The AGO (Argonaute) and DCL (Dicer-like) gene families are fundamental components of RNA interference (RNAi) pathways which mediate gene expression and transposable element activation. DCL proteins “dice” long double-stranded RNAs into small RNAs (sRNAs), which then form RNA-induced silencing complexes (RISCs) with associated AGO proteins (Singh et al. 2015). These RISCs regulate meristem development, stress responses, and germ cell development in flowering plants (Singh et al., 2015; Zhai et al., 2015). While DCL diversity fluctuated very little throughout land plant evolution, the AGO family expanded in the MRCA of flowering plants, as well as that of the monocots and eudicots.

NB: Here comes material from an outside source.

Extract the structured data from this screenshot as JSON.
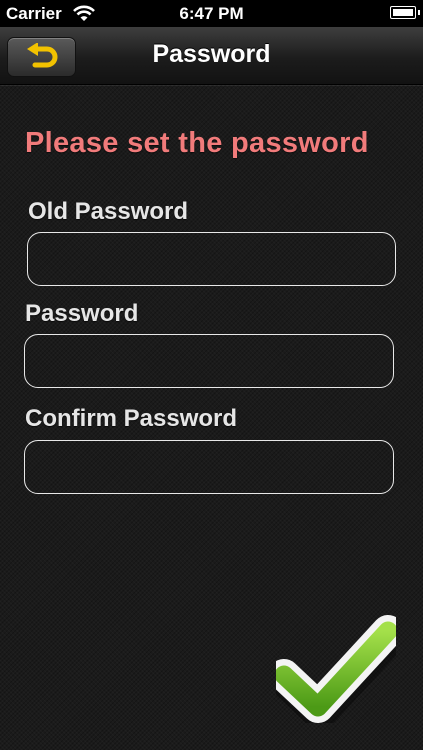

The NBS-LRR (nucleotide-binding site leucine-rich repeat) proteins are critical to disease resistance in seed plants; however, their presence in non-seed plants, especially ferns, is largely unknown. Ancestral reconstructions suggest that the NBS-LRR gene family steadily diversified following the origin of the seed plants, as only 16 NBS-LRR genes were found in the MRCA of euphyllophytes compared to 78 in the MRCA of seed plants or 145 in Picea and 445 in Oryza.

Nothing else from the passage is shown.